KEY POINTS:
The net inflow of migrants has dwindled to a trickle this year, easing pressure on the housing market but doing little to relieve labour shortages.
Last month permanent and long-term arrivals exceeded departures by 360, Statistics NZ reported. The figure is based on airport declarations of people saying they intend to stay, or intend to be gone, for at least a year.
For the first five months of 2007 the net inflow has been 2100.
If that rate is sustained for the rest of the year the gain will be only 5000, compared with the average gain of more than 12,000 for the past 16 years.
While the number of arrivals is relatively steady - the 6440 last month was only 10 more than in May last year - departures have been on a rising trend; 6800 left last month, 9 per cent more than in May last year.
The loss is mainly to Australia. Just under 4000 migrants moved across the Tasman in the year ended May, an 11.6 per cent increase on the year before. With a tight labour market in Australia as well, economists do not expect that trend to change soon.
Net migrant inflow since has been running at only half the rate the Reserve Bank assumes for 2007.
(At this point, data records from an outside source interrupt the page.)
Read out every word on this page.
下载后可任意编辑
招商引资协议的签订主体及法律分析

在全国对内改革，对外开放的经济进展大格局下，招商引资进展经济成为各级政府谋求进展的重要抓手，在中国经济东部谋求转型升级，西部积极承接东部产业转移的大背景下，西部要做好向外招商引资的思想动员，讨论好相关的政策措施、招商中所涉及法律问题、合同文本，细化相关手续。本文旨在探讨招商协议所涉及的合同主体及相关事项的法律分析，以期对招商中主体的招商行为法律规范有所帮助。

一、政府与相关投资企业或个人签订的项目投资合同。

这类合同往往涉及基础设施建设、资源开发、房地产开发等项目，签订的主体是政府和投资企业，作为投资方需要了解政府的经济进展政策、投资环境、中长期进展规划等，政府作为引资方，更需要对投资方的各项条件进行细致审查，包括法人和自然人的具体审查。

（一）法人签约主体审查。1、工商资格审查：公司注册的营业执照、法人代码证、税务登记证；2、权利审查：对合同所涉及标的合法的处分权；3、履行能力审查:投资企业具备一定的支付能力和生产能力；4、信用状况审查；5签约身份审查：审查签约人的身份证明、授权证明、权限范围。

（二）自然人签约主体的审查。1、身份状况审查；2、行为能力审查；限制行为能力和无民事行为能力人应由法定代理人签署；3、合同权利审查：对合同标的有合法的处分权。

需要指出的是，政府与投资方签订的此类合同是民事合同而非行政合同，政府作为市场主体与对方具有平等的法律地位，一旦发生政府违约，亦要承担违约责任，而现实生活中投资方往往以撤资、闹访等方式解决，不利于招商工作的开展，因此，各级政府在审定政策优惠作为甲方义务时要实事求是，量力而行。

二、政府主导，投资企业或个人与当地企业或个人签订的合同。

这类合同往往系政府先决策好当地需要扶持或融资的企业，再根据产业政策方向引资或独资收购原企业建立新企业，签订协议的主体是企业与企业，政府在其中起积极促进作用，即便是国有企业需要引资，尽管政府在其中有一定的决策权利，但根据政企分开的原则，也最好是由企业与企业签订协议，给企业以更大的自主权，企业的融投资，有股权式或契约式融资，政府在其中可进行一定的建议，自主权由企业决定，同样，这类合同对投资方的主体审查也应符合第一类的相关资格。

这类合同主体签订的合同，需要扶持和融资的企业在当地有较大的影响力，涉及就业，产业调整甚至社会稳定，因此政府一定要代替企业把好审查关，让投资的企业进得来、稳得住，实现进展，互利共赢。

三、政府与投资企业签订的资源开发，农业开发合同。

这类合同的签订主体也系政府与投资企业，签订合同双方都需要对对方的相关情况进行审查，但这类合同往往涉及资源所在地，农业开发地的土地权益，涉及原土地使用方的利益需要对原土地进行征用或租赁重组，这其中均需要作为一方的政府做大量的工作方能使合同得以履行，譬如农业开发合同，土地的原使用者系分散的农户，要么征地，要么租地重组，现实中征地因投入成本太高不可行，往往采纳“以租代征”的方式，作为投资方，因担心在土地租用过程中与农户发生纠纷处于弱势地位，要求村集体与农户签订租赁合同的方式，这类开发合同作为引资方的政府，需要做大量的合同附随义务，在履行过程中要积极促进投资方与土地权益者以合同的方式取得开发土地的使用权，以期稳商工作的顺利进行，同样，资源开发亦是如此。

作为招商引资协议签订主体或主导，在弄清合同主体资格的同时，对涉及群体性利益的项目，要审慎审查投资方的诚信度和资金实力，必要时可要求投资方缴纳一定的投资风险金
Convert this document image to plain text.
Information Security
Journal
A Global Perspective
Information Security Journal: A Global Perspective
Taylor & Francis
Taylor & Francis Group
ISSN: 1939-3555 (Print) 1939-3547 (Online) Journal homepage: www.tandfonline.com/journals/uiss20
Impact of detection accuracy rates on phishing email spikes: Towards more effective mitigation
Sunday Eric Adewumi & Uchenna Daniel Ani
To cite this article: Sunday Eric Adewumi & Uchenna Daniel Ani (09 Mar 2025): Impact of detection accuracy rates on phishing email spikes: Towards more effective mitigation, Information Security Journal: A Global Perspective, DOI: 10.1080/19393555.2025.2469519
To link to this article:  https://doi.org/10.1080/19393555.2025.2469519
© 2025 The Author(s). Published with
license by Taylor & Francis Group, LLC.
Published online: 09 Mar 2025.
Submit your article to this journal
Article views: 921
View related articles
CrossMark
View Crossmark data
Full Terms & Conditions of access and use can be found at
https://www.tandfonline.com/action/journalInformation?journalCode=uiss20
Given the close correlation between net migration and house sales this was good news for the Reserve Bank, said Deutsche Bank chief economist Darren Gibbs.
The central bank's submission to a parliamentary inquiry into housing affordability called on the Government to manage migration inflows with an eye to moderating housing demand.
ANZ National Bank chief economist Cameron Bagrie expected signs of softening in housing market activity later in the year as well as an easing in house price growth. "However, easing migration represents a double-edged sword to monetary policy as it will accentuate skill shortages."
Incoming
* The net inflow of migrants was 360 last Month.
* If current trends continue, a net 5000 migrants will arrive this year, well down on the average of 12,000.
* The drop is likely to relieve pressure on house prices but add to a skill shortage.